In the US, companies like Google, Microsoft, Facebook, your ISP and cell phone company routinely turn data over the state with both three letter agencies and local police departments sucking up all the data they can. It's a huge violation of our rights and a threat to our freedoms.
Even the most well-intentioned company collecting your personal data is likely not doing enough to secure that data, and whatever data they hold onto is just waiting to be abused when a less scrupulous person takes over, or to be handed over when the company is bought or absorbed into another, or to be sold should the company ever go bankrupt or become desperate enough for the money.
One way or another, the data you hand over will be used against you, and worse you'll have no idea when it happens. Today people are turned down for jobs and denied rental contracts because of the data collected on them. They are charged more for the same products they buy online than what other people are paying. They are told a company's polices are one thing, while other customers are told they are something else. Their insurance premiums are being raised based on this data. Companies have even been shown to use this data for things as trivial as leaving some people on hold longer than others, but nobody is ever told the reason why those things happen. You have most likely already paid more than someone else, had your time wasted, been denied something, been mislead, or been rejected based on the personal data you've handed over.
Nobody is using your data to protect you or put more money in your pocket.
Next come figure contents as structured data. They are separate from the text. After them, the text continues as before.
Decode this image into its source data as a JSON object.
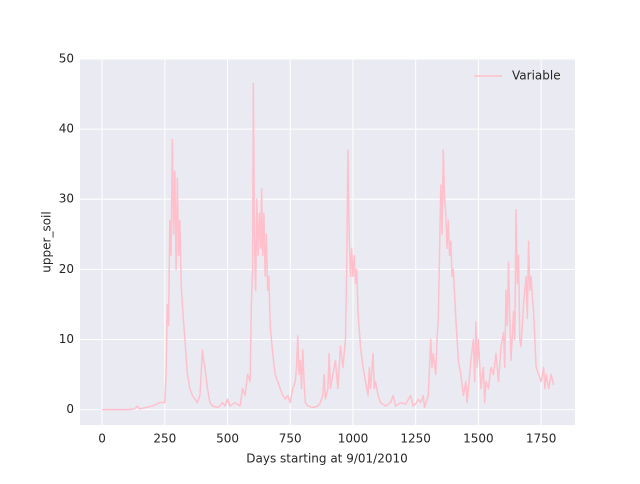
{
  "chart_data": {
    "type": "line",
    "xlabel": "Days starting at 9/01/2010",
    "ylabel": "upper_soil",
    "legend": "upper right",
    "grid": true,
    "xlim": [
      -88,
      1885
    ],
    "ylim": [
      -2.2,
      50
    ],
    "xticks": [
      0,
      250,
      500,
      750,
      1000,
      1250,
      1500,
      1750
    ],
    "yticks": [
      0,
      10,
      20,
      30,
      40,
      50
    ],
    "x": [
      0,
      50,
      100,
      130,
      140,
      150,
      200,
      230,
      250,
      255,
      260,
      265,
      270,
      275,
      280,
      285,
      290,
      295,
      300,
      305,
      310,
      315,
      320,
      330,
      340,
      350,
      360,
      370,
      380,
      390,
      400,
      405,
      410,
      420,
      430,
      440,
      460,
      470,
      480,
      490,
      500,
      510,
      530,
      550,
      560,
      570,
      580,
      590,
      595,
      600,
      603,
      607,
      612,
      617,
      622,
      627,
      632,
      636,
      640,
      645,
      650,
      655,
      660,
      665,
      670,
      680,
      690,
      700,
      710,
      720,
      730,
      740,
      750,
      760,
      770,
      775,
      780,
      785,
      790,
      795,
      800,
      805,
      810,
      820,
      840,
      860,
      870,
      880,
      885,
      890,
      900,
      905,
      910,
      920,
      930,
      940,
      950,
      960,
      970,
      975,
      980,
      985,
      990,
      995,
      1000,
      1005,
      1010,
      1015,
      1020,
      1030,
      1040,
      1050,
      1060,
      1065,
      1070,
      1080,
      1085,
      1090,
      1100,
      1110,
      1130,
      1150,
      1160,
      1170,
      1190,
      1210,
      1230,
      1240,
      1250,
      1260,
      1270,
      1280,
      1285,
      1300,
      1310,
      1315,
      1320,
      1330,
      1335,
      1340,
      1345,
      1350,
      1355,
      1360,
      1365,
      1370,
      1375,
      1380,
      1385,
      1390,
      1395,
      1400,
      1410,
      1420,
      1430,
      1440,
      1450,
      1455,
      1460,
      1470,
      1480,
      1485,
      1490,
      1495,
      1500,
      1510,
      1520,
      1525,
      1530,
      1540,
      1550,
      1560,
      1570,
      1580,
      1590,
      1600,
      1605,
      1610,
      1615,
      1620,
      1625,
      1630,
      1640,
      1645,
      1650,
      1655,
      1660,
      1665,
      1670,
      1680,
      1690,
      1695,
      1700,
      1705,
      1710,
      1715,
      1720,
      1730,
      1740,
      1750,
      1760,
      1765,
      1770,
      1780,
      1790,
      1800
    ],
    "series": [
      {
        "name": "Variable",
        "color": "#ffc0cb",
        "values": [
          0,
          0,
          0,
          0.1,
          0.5,
          0.1,
          0.5,
          1,
          1,
          5,
          15,
          12,
          27,
          22,
          38.5,
          25,
          34,
          20,
          33,
          22,
          27,
          18,
          15,
          10,
          5,
          3,
          2,
          1.5,
          1,
          2,
          8.5,
          7,
          6,
          3,
          1,
          0.5,
          0.3,
          0.5,
          1,
          0.5,
          1.5,
          0.5,
          1,
          0.5,
          3,
          2,
          5,
          4,
          15,
          20,
          46.5,
          25,
          17,
          30,
          22,
          28,
          23,
          31.5,
          22,
          28,
          19,
          25,
          17,
          19,
          12,
          8,
          5,
          4,
          3,
          2,
          1.5,
          2,
          1,
          3,
          4,
          6,
          10.5,
          5,
          7,
          3,
          8.5,
          4,
          1,
          0.5,
          0.3,
          0.5,
          1,
          2,
          5,
          1.5,
          3,
          8,
          3,
          5,
          7,
          3,
          9,
          6,
          10,
          20,
          37,
          25,
          19,
          23,
          19,
          22,
          18,
          20,
          14,
          9,
          6,
          4,
          2,
          6,
          3,
          8,
          3,
          4,
          2,
          1,
          0.5,
          1,
          2,
          0.5,
          1,
          0.8,
          2,
          0.5,
          0.8,
          1.5,
          1,
          2,
          0.3,
          2,
          10,
          6,
          8,
          5,
          10,
          13,
          22,
          32,
          25,
          37,
          30,
          28,
          23,
          27,
          22,
          24,
          19,
          20,
          13,
          7,
          5,
          2,
          4,
          1,
          3,
          7,
          10,
          4,
          12.5,
          6,
          10,
          3,
          6,
          1,
          4,
          3,
          6,
          5,
          8,
          4,
          9,
          11,
          6,
          17,
          12,
          21,
          13,
          7,
          14,
          10,
          28.5,
          18,
          22,
          10,
          9,
          15,
          19,
          13,
          24,
          17,
          19,
          16,
          14,
          6,
          5,
          4,
          6,
          3,
          5,
          3,
          5,
          3.5
        ]
      }
    ]
  }
}
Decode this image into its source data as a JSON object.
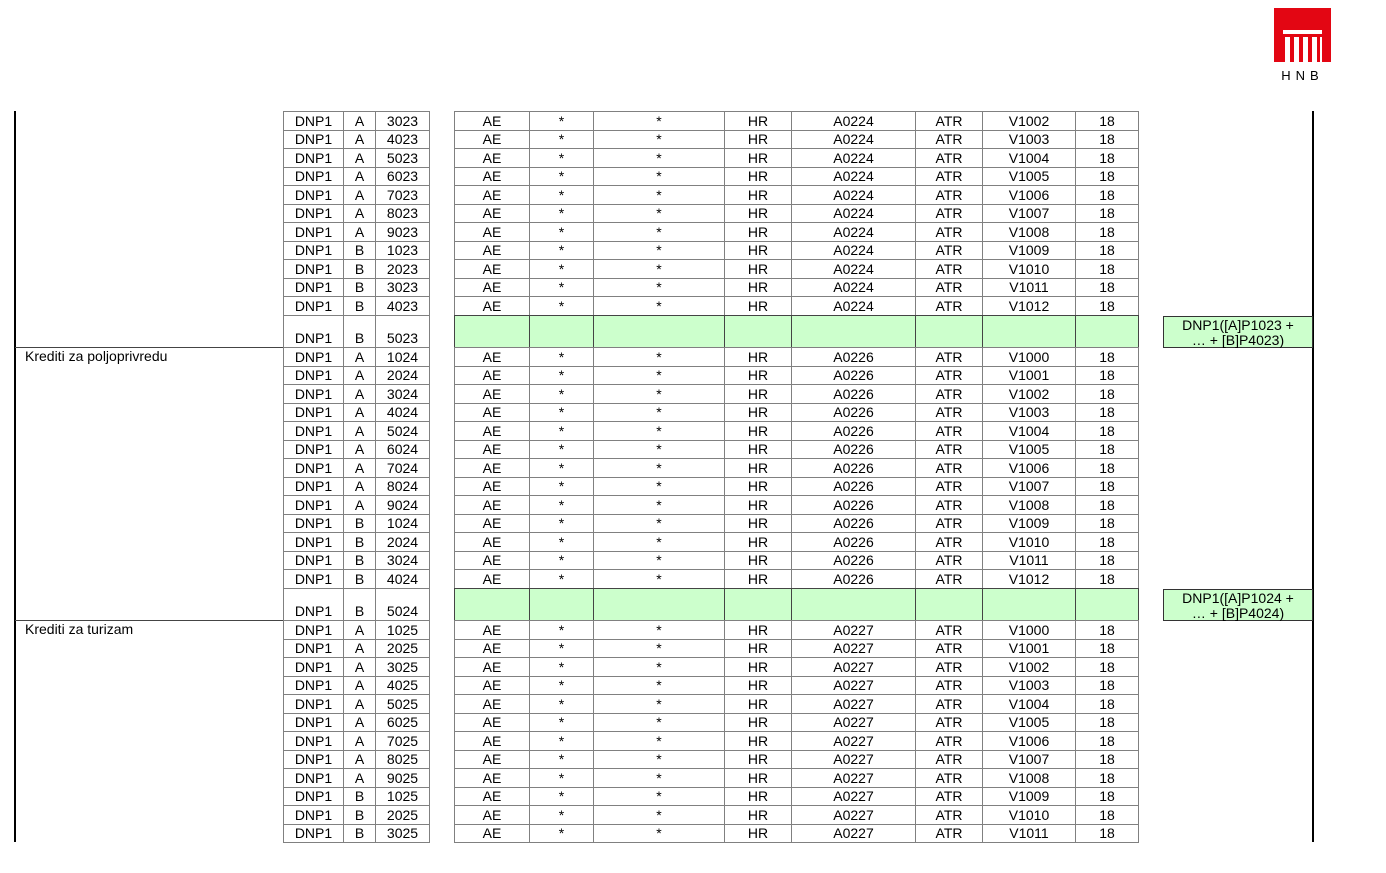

It is always used to serve someone else regardless of what that does to you.
For the most part, "authenticator app" means TOTP, which isn't proprietary.
Which is beautiful because you don't actually need any app for it. Just save the TOTP seed. There are plenty open source implementations to compute the one-time code when you need it.
On my iPhone settings it doesn’t seem like Microsoft Authenticator is accessing location data at all.